Indian actor (1921–1994)

V. T. Aravindaksha Menon was an Indian actor from Kerala. Apart from performing lead roles in several plays, he has acted in 17 Malayalam films and sung two Malayalam film songs. He received the National Drama Award for acing in 1965, the Sangeet Natak Akademi Award for theatre from Sangeet Natak Akademi, Government of India, in 1965 and the Kerala Sangeetha Nataka Akademi Fellowship for drama from Kerala Sangeetha Nataka Akademi, Government of Kerala, in 1993.

==Biography==
Aravindaksha Menon was born on 22 July 1921, to Kochurama Warrier and Parukutty Amma at the Thaiparambu house in Vadassery, Kodungallur in present-day Thrissur district of Kerala. He belongs to the lineage of the Kodungallur (Cranganore) royal family, from which many people in the field of art and literature were born. He participated in many musical and drama competitions during his school days and won. After completing his high school education, he studied classical music and conducted concerts.

Menon died on 3 May 1994.

===Personal life===
Menon was married to L. Sarasamma, and they have two sons Jayasankar and Krishna Kumar.

==Career==
===Theatre===
Aravindaksha Menon was associated with the professional theatre stage from 1951. He first acted in the play Banker written by Kedamangalam Pappukutty in 1951.

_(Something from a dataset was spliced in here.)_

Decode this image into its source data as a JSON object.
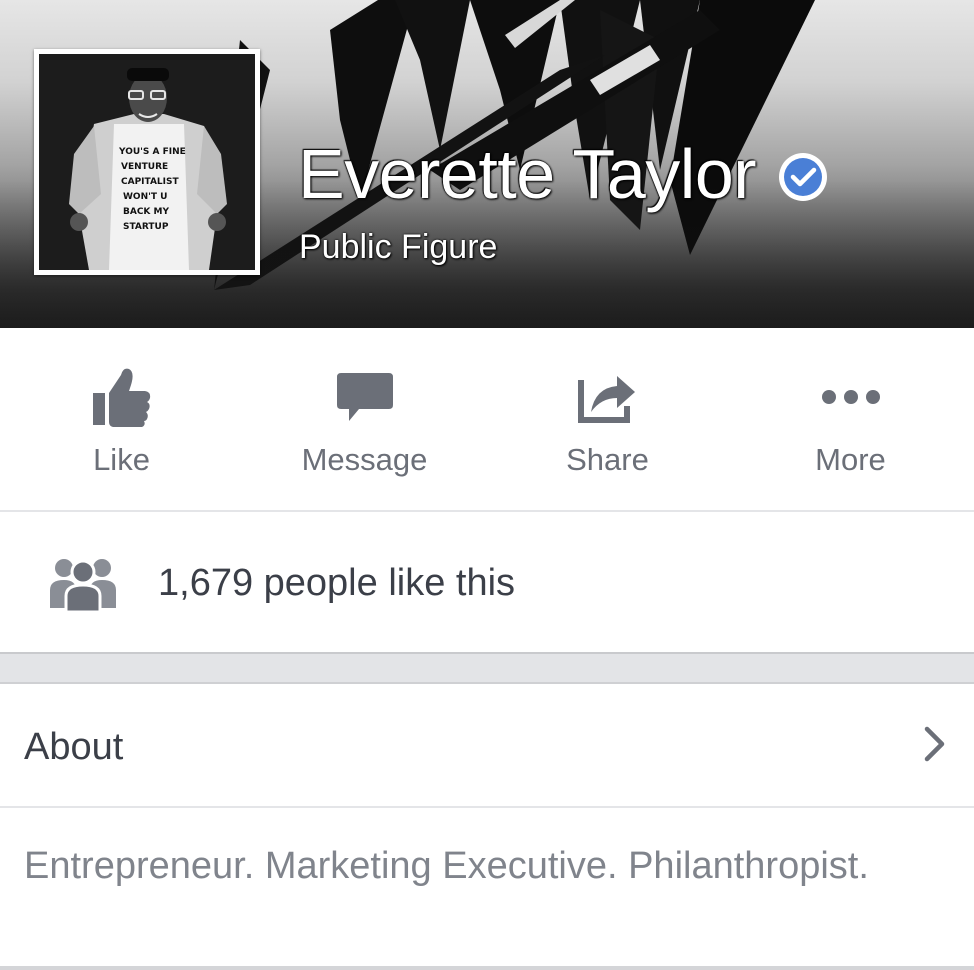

Aravindaksha Menon joined Kalanilayam, one of the famous theatre companies in Kerala at that time, in 1951. His lead roles in the plays produced under Kalanilayam were the role of Kadamattathu Kathanar in the play Kadamattathu Kathanar, and the lead roles in the plays Ilayidathu Rani and Devadasi. He also played the character Duryodhana in the play Kurukshetram based on Kurukshetra War, and the title character of Pazhassi Raja in the play Pazhassiraja by Kozhikode Raja Theatres. These performances of his marked the beginning of realistic acting in the professional theatre of Kerala.

In 1964, Kalanilayam introduced the story of the thief Kayamkulam Kochunni from Aithihyamala in a play with the same name and with the caption "Kerala's First Socialist Revolutionary". In it, the title character Kochunni was played by Aravindaksha Menon. He received the National Drama Award for Best Actor in 1965 for this role.

In his career, Menon performed in various parts of India as a member of professional theatre groups including 'Ochira Parabrahmodayam Sangeetha Natana Sabha', 'Kalanilayam' and 'Kozhikode Raja Theatres'.

===Cinema===
The 1950 film Stree directed by R. Velappan Nair, the 1967 film Indulekha directed by Kalanilayam Krishnan Nair, the 1970 film Sabarimala Sree Dharmashastha directed by M. Krishnan Nair, the 1973 films Raging directed by N. N. Pisharody, and Veendum Prabhatham directed by P. Bhaskaran, the 1981 films Sreeman Sreemathi, Poocha Sanyasi and Valarthumrigangal directed by T. Hariharan, Chatta directed by Bharathan, and Kattukallan directed by P. Chandrakumar, the 1982 films Varikuzhi directed by M. T. Vasudevan Nair, Oru Mottu Virinjapol directed by G. P. Balan, Balloon directed by Ravi Guptan, the 1983 films Thavalam directed by Thampi Kannanthanam, and Varanmare Avashyamund directed by T. Hariharan, the 1986 film Kochuthemmadi directed by A. Vincent, and the 1991 Sibi Malayil film Santhwanam are the Malayalam films in which Aravindaksha Menon acted.

===Singing===
The film songs sung by Aravindaksha Menon are the two songs from the 1970 film Sabarimala Sree Dharmashastha, starting with "Ellam Ellam", written by P. Bhaskaran and composed by V. Dakshinamoorthy, and starting with "Tripura Sundari Natanam", written by Sreekumaran Thampi and composed by V. Dakshinamoorthy.

==Awards and honors==
For the title character he played in the play Kayamkulam Kochunni, Aravindaksha Menon received the National Drama Award for Best Actor in 1965. In the same year he received Sangeet Natak Akademi Award for theatre from Sangeet Natak Akademi, Government of India. He received the Kerala Sangeetha Nataka Akademi Fellowship for drama in 1993.